HAAH is encouraging current dealers who have signed franchise agreements for the Vantas brand to add T-GO and is pitching the two brands as a package with potential dealers.

“We’ve never said you have to take both, but we’ve encouraged dealers to take both,” he said. Pairing the brands in one showroom will boost volume and offers a better return on investment, Hale said. HAAH’s facility requirements are modest, he added, as the brands will focus on customer service and not fancy retail amenities.

With trade tensions high between the U.S. and China, a big part of the sales pitch to customers for Vantas and T-GO will be their made-in-America credentials.
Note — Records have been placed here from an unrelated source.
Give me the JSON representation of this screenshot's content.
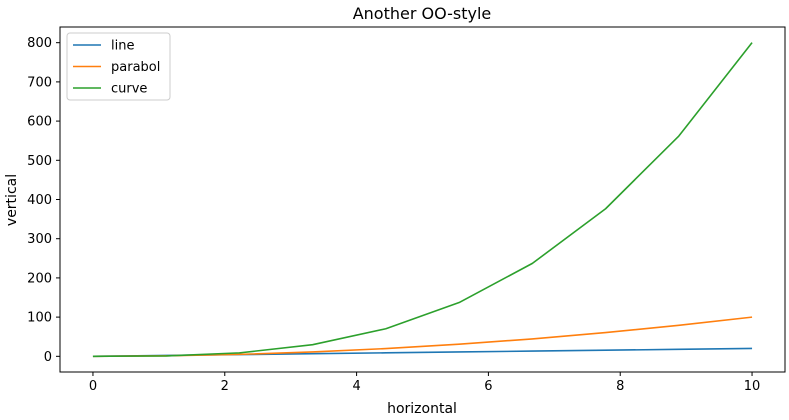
{
  "chart_data": {
    "type": "line",
    "title": "Another OO-style",
    "xlabel": "horizontal",
    "ylabel": "vertical",
    "xlim": [
      -0.5,
      10.5
    ],
    "ylim": [
      -40,
      840
    ],
    "xticks": [
      0,
      2,
      4,
      6,
      8,
      10
    ],
    "yticks": [
      0,
      100,
      200,
      300,
      400,
      500,
      600,
      700,
      800
    ],
    "grid": false,
    "legend_position": "top-left",
    "x": [
      0,
      1.111,
      2.222,
      3.333,
      4.444,
      5.556,
      6.667,
      7.778,
      8.889,
      10
    ],
    "series": [
      {
        "name": "line",
        "color": "#1f77b4",
        "values": [
          0,
          2.222,
          4.444,
          6.667,
          8.889,
          11.111,
          13.333,
          15.556,
          17.778,
          20
        ]
      },
      {
        "name": "parabol",
        "color": "#ff7f0e",
        "values": [
          0,
          1.235,
          4.938,
          11.111,
          19.753,
          30.864,
          44.444,
          60.494,
          79.012,
          100
        ]
      },
      {
        "name": "curve",
        "color": "#2ca02c",
        "values": [
          0,
          1.097,
          8.779,
          29.63,
          70.233,
          137.174,
          237.037,
          376.406,
          561.866,
          800
        ]
      }
    ]
  }
}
Hale said thousands of American workers will assemble the vehicles using mostly imported parts. Over time, a higher percentage of locally sourced parts will be used where possible, he said.

HAAH’s site selection for its U.S. factory has been whittled down to three finalists — two in the Southeast and one in the Midwest. A final decision is expected in the fourth quarter.

All three facilities are capable of being ready for auto production in about 12 months from the start of renovation, Hale said.

HAAH expects the first Vantas vehicles to roll off the line by the first quarter of 2022, followed by T-GO later that year.

HAAH had planned to import Chinese cars from a different manufacturer and has signed up about 70 dealers with the rights to about 115 locations, Hale said.

The company wants to double its rooftops by the time the first vehicles go on sale and reach 340 eventually.

Hale also said that HAAH plans to add electric vehicles to its portfolio in the future. Chery sells EVs in China and is developing more, according to its website.

Although Chery is a modest player in the Chinese market, it’s the country’s top vehicle exporter and has a factory in Brazil.

HAAH has decided that its first two Vantas vehicles will be a three-row crossover based on the Exeed VX and a two-row crossover based on the Exeed TXL. The company also is evaluating a smaller two-row crossover, the Exeed LX.

Hale, an auto industry veteran who has worked at Mazda and Volvo, said HAAH has the financial strength to execute its business plan. Money is coming in from both franchise fees and outside investors, he said.

“I have a billionaire in North America [who] has committed significant funds to us,” Hale said, though he declined to name the person.

“We’ve spent already well over $20 million just to homologate the first couple of models,” Hale said. “We’re already into this project for $30 million, $35 million. That’s a lot of money.”

Several previous attempts to import Chinese cars into the U.S. — or assemble them in a U.S. facility — have failed over the past three decades.

Some dealers who have considered a Vantas franchise — or signed up for one — have told Automotive News that there is always the risk they will lose their money, but also that the buy-in is much cheaper than for established brands.